I mention them both briefly here: A Sketch of the Biggest Idea in Software Architecture
That post also alludes to the “lowest common denominator” / compromise problem of narrow waists – you can be stuck with the intersection of language features, not the union. Protobufs also have this issue.
As for the M x N argument, I’m not sure it’s as black and white as you seem to imply. I agree with some comments on Hacker News which back that up – e.g. I definitely knew people who swore by Eclipse and Netbeans, and Visual Studio 6 and .NET were extremely popular and relatively good IDEs. They had very good debugging support.
https://news.ycombinator.com/item?id=31151048
I was confused by some of the claims in the middle about duplicated implementations (perhaps because I don’t really know how VSCode works). I don’t think that invalidates the M x N argument.
You can still have a small amount of O(M x N) glue (duplicated LSP protocol implementations, some duplication in plugins) but the point is that you don’t want to duplicate compilers, yes ? You don’t want to write a Java compiler for every IDE!
As far as I know Eclipse and IntelliJ used completely different compilers for their IDE support. (And NetBeans too?)

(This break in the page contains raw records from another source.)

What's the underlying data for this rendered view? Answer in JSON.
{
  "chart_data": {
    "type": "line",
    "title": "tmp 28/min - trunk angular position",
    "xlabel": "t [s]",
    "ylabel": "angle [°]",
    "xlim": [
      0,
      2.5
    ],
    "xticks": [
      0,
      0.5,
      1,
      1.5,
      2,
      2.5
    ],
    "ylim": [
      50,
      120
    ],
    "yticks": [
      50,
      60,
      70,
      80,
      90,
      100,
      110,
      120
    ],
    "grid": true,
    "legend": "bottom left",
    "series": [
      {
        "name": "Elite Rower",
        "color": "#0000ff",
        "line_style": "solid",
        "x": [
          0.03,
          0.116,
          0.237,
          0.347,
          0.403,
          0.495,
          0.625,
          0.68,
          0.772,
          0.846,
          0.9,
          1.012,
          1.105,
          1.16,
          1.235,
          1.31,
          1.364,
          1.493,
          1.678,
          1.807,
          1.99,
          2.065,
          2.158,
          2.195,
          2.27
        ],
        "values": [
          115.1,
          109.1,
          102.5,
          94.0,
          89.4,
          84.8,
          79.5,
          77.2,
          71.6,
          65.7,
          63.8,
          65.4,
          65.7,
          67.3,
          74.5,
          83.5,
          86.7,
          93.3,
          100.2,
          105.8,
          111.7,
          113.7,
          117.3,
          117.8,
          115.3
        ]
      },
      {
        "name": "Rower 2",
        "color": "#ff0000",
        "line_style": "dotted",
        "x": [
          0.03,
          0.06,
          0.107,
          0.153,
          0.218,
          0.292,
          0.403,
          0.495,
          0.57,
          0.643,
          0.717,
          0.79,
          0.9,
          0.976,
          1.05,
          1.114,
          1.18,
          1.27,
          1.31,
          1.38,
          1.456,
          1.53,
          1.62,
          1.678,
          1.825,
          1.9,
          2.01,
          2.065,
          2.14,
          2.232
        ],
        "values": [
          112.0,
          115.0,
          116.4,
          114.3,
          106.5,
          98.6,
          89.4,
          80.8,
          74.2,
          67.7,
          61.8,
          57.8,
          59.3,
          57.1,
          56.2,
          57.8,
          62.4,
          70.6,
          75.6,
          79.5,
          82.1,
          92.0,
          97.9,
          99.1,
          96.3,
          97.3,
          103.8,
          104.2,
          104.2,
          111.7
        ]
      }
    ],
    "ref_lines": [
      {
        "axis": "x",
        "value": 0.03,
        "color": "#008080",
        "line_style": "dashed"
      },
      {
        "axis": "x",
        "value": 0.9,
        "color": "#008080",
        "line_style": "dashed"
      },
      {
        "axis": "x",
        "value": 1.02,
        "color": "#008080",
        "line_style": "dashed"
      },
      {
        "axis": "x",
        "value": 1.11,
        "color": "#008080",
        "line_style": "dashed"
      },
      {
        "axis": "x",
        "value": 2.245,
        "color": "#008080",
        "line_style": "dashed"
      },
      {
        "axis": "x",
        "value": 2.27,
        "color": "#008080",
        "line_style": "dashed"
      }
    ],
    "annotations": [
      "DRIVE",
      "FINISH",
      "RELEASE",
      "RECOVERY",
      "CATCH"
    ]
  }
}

OK I think it relates to this comment on HN:
I don’t know the details well enough, but I would guess that you can get some decent baseline support by implementing the common protocol, and then if you want more features, use all the bells and whistles of a particular language and of a particular editor?

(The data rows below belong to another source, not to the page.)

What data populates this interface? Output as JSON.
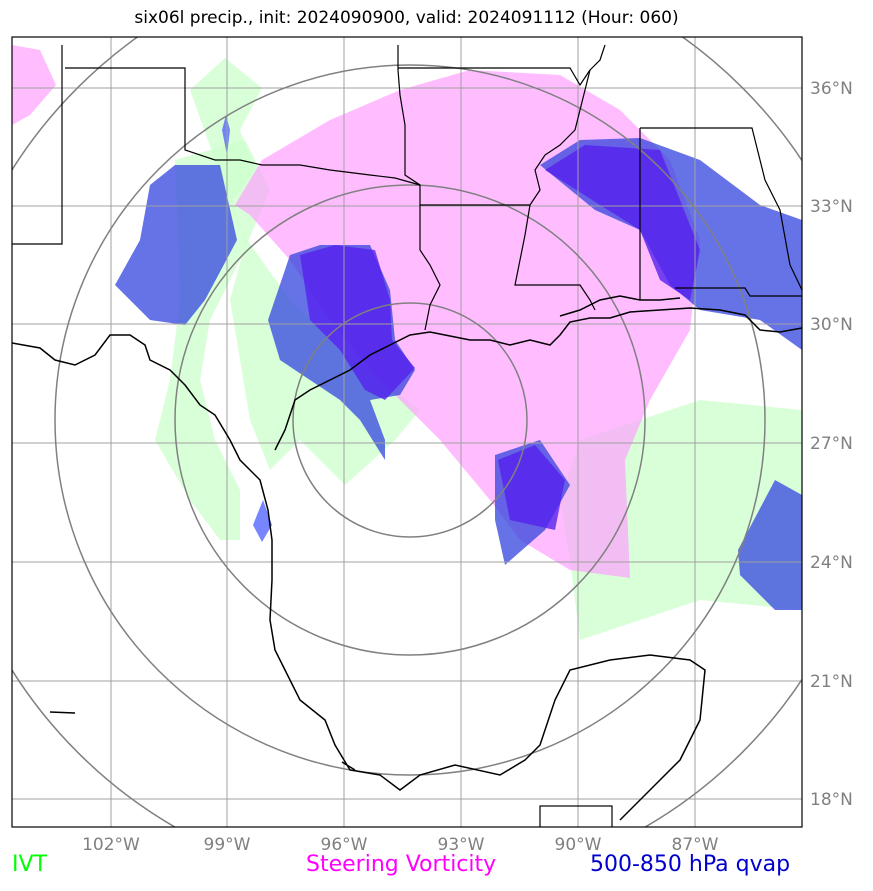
{
  "title": "six06l precip., init: 2024090900, valid: 2024091112 (Hour: 060)",
  "legend": [
    {
      "label": "IVT",
      "color": "#00ff00"
    },
    {
      "label": "Steering Vorticity",
      "color": "#ff00ff"
    },
    {
      "label": "500-850 hPa qvap",
      "color": "#0000cc"
    }
  ],
  "axes": {
    "lon_labels": [
      "102°W",
      "99°W",
      "96°W",
      "93°W",
      "90°W",
      "87°W"
    ],
    "lat_labels": [
      "36°N",
      "33°N",
      "30°N",
      "27°N",
      "24°N",
      "21°N",
      "18°N"
    ]
  },
  "layers": {
    "ivt_color": "#ccffcc",
    "vorticity_color": "#ffaaff",
    "qvap_color": "#3344dd",
    "qvap_dark_color": "#5522ee"
  }
}
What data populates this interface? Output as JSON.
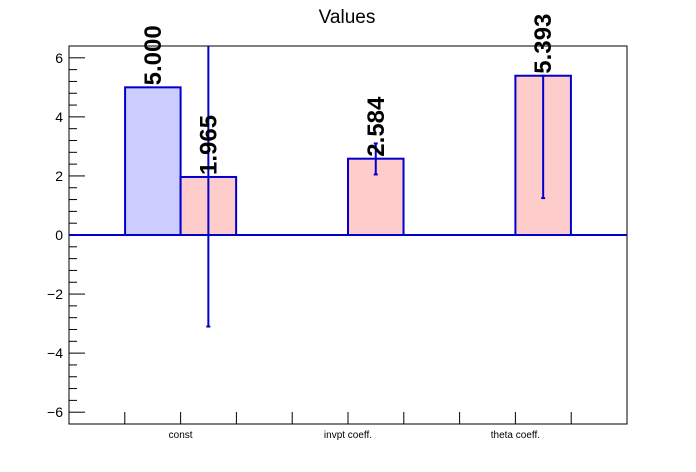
{
  "chart_data": {
    "type": "bar",
    "title": "Values",
    "categories": [
      "const",
      "invpt coeff.",
      "theta coeff."
    ],
    "ylim": [
      -6.4,
      6.4
    ],
    "yticks": [
      -6,
      -4,
      -2,
      0,
      2,
      4,
      6
    ],
    "grid": false,
    "series": [
      {
        "color": "#ccccff",
        "stroke": "#0000cc",
        "bars": [
          {
            "category": "const",
            "value": 5.0,
            "label": "5.000"
          }
        ]
      },
      {
        "color": "#ffcccc",
        "stroke": "#0000cc",
        "bars": [
          {
            "category": "const",
            "value": 1.965,
            "label": "1.965",
            "err_low": -3.1,
            "err_high": 6.4
          },
          {
            "category": "invpt coeff.",
            "value": 2.584,
            "label": "2.584",
            "err_low": 2.05,
            "err_high": 3.1
          },
          {
            "category": "theta coeff.",
            "value": 5.393,
            "label": "5.393",
            "err_low": 1.25,
            "err_high": 5.393
          }
        ]
      }
    ]
  }
}
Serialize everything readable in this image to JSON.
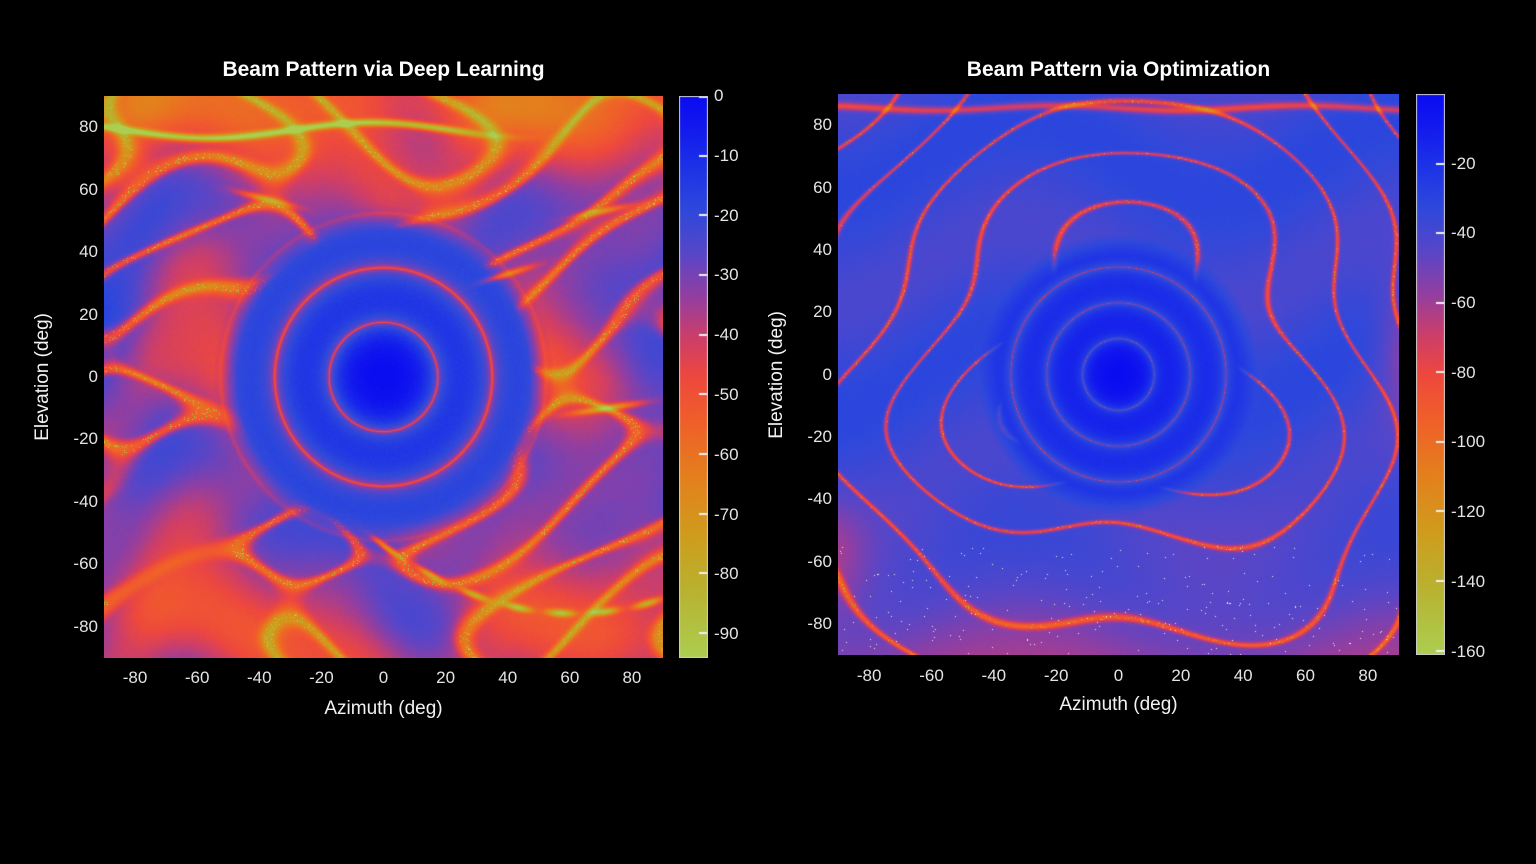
{
  "figure": {
    "background_color": "#000000",
    "title_color": "#ffffff",
    "tick_color": "#e4e4e4",
    "colorbar_border_color": "#cccccc"
  },
  "colormap": {
    "name": "blue-purple-red-orange-yellowgreen (max to min)",
    "stops": [
      [
        0.0,
        10,
        12,
        240
      ],
      [
        0.055,
        18,
        25,
        238
      ],
      [
        0.12,
        28,
        48,
        232
      ],
      [
        0.2,
        45,
        72,
        220
      ],
      [
        0.28,
        88,
        70,
        200
      ],
      [
        0.36,
        150,
        62,
        158
      ],
      [
        0.43,
        205,
        62,
        105
      ],
      [
        0.5,
        238,
        72,
        62
      ],
      [
        0.58,
        240,
        95,
        42
      ],
      [
        0.68,
        228,
        128,
        28
      ],
      [
        0.78,
        208,
        156,
        28
      ],
      [
        0.88,
        185,
        178,
        48
      ],
      [
        1.0,
        172,
        206,
        80
      ]
    ]
  },
  "chart_data": [
    {
      "type": "heatmap",
      "title": "Beam Pattern via Deep Learning",
      "xlabel": "Azimuth (deg)",
      "ylabel": "Elevation (deg)",
      "x_range": [
        -90,
        90
      ],
      "y_range": [
        -90,
        90
      ],
      "x_ticks": [
        -80,
        -60,
        -40,
        -20,
        0,
        20,
        40,
        60,
        80
      ],
      "y_ticks": [
        80,
        60,
        40,
        20,
        0,
        -20,
        -40,
        -60,
        -80
      ],
      "colorbar": {
        "range_db": [
          0,
          -94
        ],
        "ticks": [
          0,
          -10,
          -20,
          -30,
          -40,
          -50,
          -60,
          -70,
          -80,
          -90
        ]
      },
      "beam_model": {
        "style": "deep-learning",
        "main_lobe": {
          "azimuth_deg": 0,
          "elevation_deg": 0,
          "peak_db": 0
        },
        "first_null_radius_deg": 17.5,
        "sidelobe_ring_radii_deg": [
          17.5,
          35
        ],
        "ring_null_floor_db": -48,
        "background_level_db": -45,
        "blue_band_level_db": -20,
        "deep_null_streak_db": -86,
        "notes": "red/pink background with wavy blue sidelobe bands, blue bullseye main lobe at (0,0), yellow-green deep-null streak near elevation 80 and arcs in lower right"
      }
    },
    {
      "type": "heatmap",
      "title": "Beam Pattern via Optimization",
      "xlabel": "Azimuth (deg)",
      "ylabel": "Elevation (deg)",
      "x_range": [
        -90,
        90
      ],
      "y_range": [
        -90,
        90
      ],
      "x_ticks": [
        -80,
        -60,
        -40,
        -20,
        0,
        20,
        40,
        60,
        80
      ],
      "y_ticks": [
        80,
        60,
        40,
        20,
        0,
        -20,
        -40,
        -60,
        -80
      ],
      "colorbar": {
        "range_db": [
          0,
          -161
        ],
        "ticks": [
          -20,
          -40,
          -60,
          -80,
          -100,
          -120,
          -140,
          -160
        ]
      },
      "beam_model": {
        "style": "optimization",
        "main_lobe": {
          "azimuth_deg": 0,
          "elevation_deg": 0,
          "peak_db": 0
        },
        "first_null_radius_deg": 11.5,
        "sidelobe_ring_radii_deg": [
          11.5,
          23,
          34.5
        ],
        "ring_null_floor_db": -88,
        "background_level_db": -36,
        "null_contour_level_db": -80,
        "deep_null_line_elevation_deg": 85.5,
        "notes": "mostly blue field with thin red null contour curves dotted with pale specks, blue bullseye main lobe at (0,0), horizontal red null line near elevation 85, purple lower region with scattered pale dots"
      }
    }
  ]
}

I think that is a pretty common compromise in the “narrow waist” architectures. You have a lowest common denominator and then some extensions.
https://news.ycombinator.com/item?id=31152466 (It does seem like there is a fair bit of disagreement on this point)

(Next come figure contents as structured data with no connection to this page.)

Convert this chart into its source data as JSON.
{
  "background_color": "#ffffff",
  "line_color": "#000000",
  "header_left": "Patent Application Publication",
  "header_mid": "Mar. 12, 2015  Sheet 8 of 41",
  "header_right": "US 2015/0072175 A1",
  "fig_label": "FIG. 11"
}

I generally understand the motivation behind language servers and why they are a great asset, but where I get confused is on seeing their relationship with tree-sitter and tree-sitter grammars. I’m coming from a neovim ecosystem perspective where there is the LSP for diagnostics and completion, but then tree-sitter is another tool that is an extension(?) of the LSP for highlighting and more advanced editing.
Not sure if they are complementary or competing technologies
Competing. If a language has a good LSP implementation, there shouldn’t be any reason to use tree sitter. However, for languages without good LSP implementations, tree sitter allows to approximately implement a bunch of IDE features relatively cheaply.
I’m not sure I agree. Even a really good LSP server will be much slower than tree-sitter for, say, syntax coloring. The difference is that tree-sitter (as I understand it) can live as a plugin in the editor, using the editor’s buffer, and it’s fully incremental. On the other hand, LSP requires inter-process communication, and for syntax coloring it surely must return the whole (colored) AST via a json object.
The IPC aspect is fine for semantic queries that don’t carry that much data around, like completion or goto-def, but passing a fully annotated buffer at each keystroke seems a bit more of a stretch to me. That said u/matklad is more experience with LSP so I might be missing something.
IPC is not a bottleneck for these kinds of things. As an example, Xi-editor did everything via JSON IPC. As far as I understand from the retro (https://raphlinus.github.io/xi/2020/06/27/xi-retrospective.html), it was confirmed that the perf of JSON RPC per se is not a problem. Rather, the problems were:
I don’t remeber exact numbers from when I was measuring things, but I think RPC round-trip was on the order of hundreds of microseconds, which is well bellow the 16ms frame budget.
Given that VS Code has no built-in support for LSP, would it be practical for Rust Analyzer to run inside the VS Code process, thus eliminating at least some of the overhead of asynchronous IPC? Or does a VS Code language plugin that’s not written in pure JS/TS practically have to use async IPC, to support the browser-based applications of the VS Code engine such as GitHub Code Spaces?
You could do that (I think we even have ra running on a webpage as WASM blob somewhere), but the IPC isn’t the bottleneck at all.